Changing the tone

I like dialogue and I like spirited discussion but gradually the rhetoric has heated up here on the old blog. I have gotten a few emails from people who would like to comment but feel the heat is pretty hot here. They feel they would have to be snarky and nasty just to survive. I intend to change the tone.

So, if you comment here observe the following:

Posts may be rejected if they include defamation, threats, namecalling, profanity, ad hominem attacks, disruptive comments, or anything else that I think creates a hostile environment for people to engage in civil dialogue. Disagreement is fine as long as it is done in a respectful manner.

Some comments are mixed. I may contact a commenter with the remedy if I have time. If you don’t see your comment up within 24 hours, you can assume it was rejected. If that is the case, and you want to complain, send an email.

I have the comment moderation on and I know how to use it.

8 thoughts on “Changing the tone”

  1. I have asked EXODUS. Nothing. I think they are afraid that such a statement might be misinterpreted as a validation of the gay lifestyle. They say they are against it, but they won’t make it “front page”.

  2. Well, I have been vocal about it. I have the only anti-bullying curriculum out there from a conservative mainstream perspective. About NARTH and Exodus, ask them. I would love to see conservative get fired up about the issue.

  3. Speaking of changing the tone, how about a very clear and very public statement on the EXODUS and NARTH homepages condemning violence against gays?
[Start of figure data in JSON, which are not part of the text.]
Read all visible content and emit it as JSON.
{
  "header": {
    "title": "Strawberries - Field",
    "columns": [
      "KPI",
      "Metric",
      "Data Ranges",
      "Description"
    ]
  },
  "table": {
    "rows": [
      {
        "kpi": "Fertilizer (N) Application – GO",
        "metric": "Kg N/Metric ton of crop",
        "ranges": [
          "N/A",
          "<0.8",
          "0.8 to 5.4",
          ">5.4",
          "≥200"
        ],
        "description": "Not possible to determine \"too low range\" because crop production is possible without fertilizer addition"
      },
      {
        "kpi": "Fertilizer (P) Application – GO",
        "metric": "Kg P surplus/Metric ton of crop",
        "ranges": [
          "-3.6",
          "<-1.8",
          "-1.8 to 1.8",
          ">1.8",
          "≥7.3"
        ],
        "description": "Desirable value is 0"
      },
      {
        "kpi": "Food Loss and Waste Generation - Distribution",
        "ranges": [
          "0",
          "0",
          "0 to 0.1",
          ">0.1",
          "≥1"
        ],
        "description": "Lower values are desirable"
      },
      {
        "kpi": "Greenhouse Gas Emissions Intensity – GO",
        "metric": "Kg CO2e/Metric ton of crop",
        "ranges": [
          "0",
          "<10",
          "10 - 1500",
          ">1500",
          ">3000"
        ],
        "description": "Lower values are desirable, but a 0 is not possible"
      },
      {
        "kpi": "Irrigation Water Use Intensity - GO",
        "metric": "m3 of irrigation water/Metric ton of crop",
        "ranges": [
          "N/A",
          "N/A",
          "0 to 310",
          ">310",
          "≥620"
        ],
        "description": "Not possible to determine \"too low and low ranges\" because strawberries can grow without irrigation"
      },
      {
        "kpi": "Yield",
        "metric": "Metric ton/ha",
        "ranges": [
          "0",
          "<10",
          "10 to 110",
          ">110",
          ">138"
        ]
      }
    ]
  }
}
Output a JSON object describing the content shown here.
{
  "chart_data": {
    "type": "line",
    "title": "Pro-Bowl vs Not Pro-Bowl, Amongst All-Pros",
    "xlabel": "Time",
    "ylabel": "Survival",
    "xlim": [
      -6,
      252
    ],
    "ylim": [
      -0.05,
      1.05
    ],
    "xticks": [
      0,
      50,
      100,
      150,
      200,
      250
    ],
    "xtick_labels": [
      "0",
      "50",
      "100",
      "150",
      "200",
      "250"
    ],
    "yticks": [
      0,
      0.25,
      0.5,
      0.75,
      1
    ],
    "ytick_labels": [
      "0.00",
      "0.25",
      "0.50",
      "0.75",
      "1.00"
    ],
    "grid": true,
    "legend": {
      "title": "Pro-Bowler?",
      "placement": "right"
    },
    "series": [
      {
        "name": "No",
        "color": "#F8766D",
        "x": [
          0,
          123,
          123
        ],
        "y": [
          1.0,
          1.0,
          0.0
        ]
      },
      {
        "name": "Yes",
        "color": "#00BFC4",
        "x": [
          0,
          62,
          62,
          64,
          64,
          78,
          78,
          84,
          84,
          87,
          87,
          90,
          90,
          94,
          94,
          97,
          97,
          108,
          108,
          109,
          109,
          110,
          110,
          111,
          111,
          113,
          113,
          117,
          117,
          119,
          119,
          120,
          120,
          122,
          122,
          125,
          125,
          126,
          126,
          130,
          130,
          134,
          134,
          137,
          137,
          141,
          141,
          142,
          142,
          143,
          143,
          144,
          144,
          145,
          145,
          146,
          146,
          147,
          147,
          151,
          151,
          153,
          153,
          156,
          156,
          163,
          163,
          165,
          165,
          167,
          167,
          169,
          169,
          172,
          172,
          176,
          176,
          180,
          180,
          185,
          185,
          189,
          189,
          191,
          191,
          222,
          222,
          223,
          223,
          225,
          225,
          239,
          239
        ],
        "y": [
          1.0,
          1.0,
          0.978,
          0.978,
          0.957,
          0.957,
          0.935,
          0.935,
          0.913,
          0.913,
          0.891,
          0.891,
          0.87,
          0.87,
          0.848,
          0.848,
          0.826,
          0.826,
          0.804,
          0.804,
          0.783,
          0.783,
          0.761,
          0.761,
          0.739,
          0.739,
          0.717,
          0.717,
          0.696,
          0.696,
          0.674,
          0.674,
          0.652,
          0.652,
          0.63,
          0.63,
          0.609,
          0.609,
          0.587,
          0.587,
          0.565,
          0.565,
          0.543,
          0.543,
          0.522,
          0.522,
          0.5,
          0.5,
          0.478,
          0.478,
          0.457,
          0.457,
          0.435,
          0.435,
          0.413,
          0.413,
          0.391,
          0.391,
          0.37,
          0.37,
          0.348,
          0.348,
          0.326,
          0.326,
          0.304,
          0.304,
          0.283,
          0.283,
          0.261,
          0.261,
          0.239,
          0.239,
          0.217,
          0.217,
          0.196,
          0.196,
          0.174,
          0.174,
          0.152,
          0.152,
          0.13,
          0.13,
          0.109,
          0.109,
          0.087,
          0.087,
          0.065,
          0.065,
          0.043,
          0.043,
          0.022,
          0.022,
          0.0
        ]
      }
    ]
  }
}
How about an article from EXODUS or NARTH about what Christian’s can do to decrease hatred of and violence towards gays?

    You won’t find anything like that if you search the EXODUS site. I’m not suggesting that they condone it, only that they are not very public in condemning it.

  4. grantdale – I am laughing. Well, I was laughing. On so many levels, prolonging a commercial blog scam with Wayne just seems funny. Well, I don’t think sinner would qualify as name calling. I would call myself that. Probably depends on the context and the adjective that preceded it. I won’t go there or else I would have to reject my own post 🙂

  5. Yeah, it’s your blog Warren 🙂

    Not sure we’d have a comment on his editorial policy therefore Jim. Oh, wait… just a minute… yes…

    Also noticed Wayen Besen has recently made a similar announcement (although the comments here beg no comparison to the one’s over there. Eye watering and ear curling, and more than a few apparently orginating from Atlanta for some odd reason /smirk).

    I’ll have to ask — ’cause it’ll play on my mind otherwise — but you and Wayne haven’t had a head-to-head and made a mutual decision about how best to prolong some commercial blogging scam have you!!!

    PS: does name calling include “sinner”?

  6. You are correct that this has been a difficult call for me. I really value the give and take but it is quite time consuming. Also, making judgment calls will mean I will be inconsistent at times I am sure. I already have comments moderation on but let almost everything through. I intend to be more stringent.

    Comments like letters to the editor would actually be fine. However, I think the dynamism of just chatting is great too if it can be respectful and to the point.

    Also, I think the time wasting element of it all is that I get many requests to back up various points that I have already spoken to in past posts or I do not have time to do. As I conceive a blog, it is a place of hopefully informed opinion but not a peer reviewed outlet. I shoot from the hip sometimes and have backed off of some things because commenters have provided alternative ways of thinking that are challenging. So I will see how this works.

  7. I’d be interested in seeing how this works out. I have similar concerns about comments, which is why I haven’t enabled them (yet?) on my site.

    For one, I’m not sure what role comments can best play on a site in which such divisive issues are covered. I think comments add significant value in Ex-gay Watch, for example, but that is due, partly I think, to the tremendous self-policing that the site operators and regular commenters put into it. But it does take time an denergy/ I barely have time as it is; I don’t even know where to begin when it comes to comments.

    I think your ground rules are good. I’d be interested in seeing how much time and effort it takes on your part to enforce them. Also whether you think in the end if a constructive dialog is achieved, especially when comments may be held in moderation for a considerable amount of time.

    My guess would be that moderated comments may take on more of a “Letter to the editor” quality, rather than conversations back and forth along a thread. For example, assuming grantdale has already offered their opinions on this thread, I have no way of either adding or countering anything they said, because I haven’t seen them yet.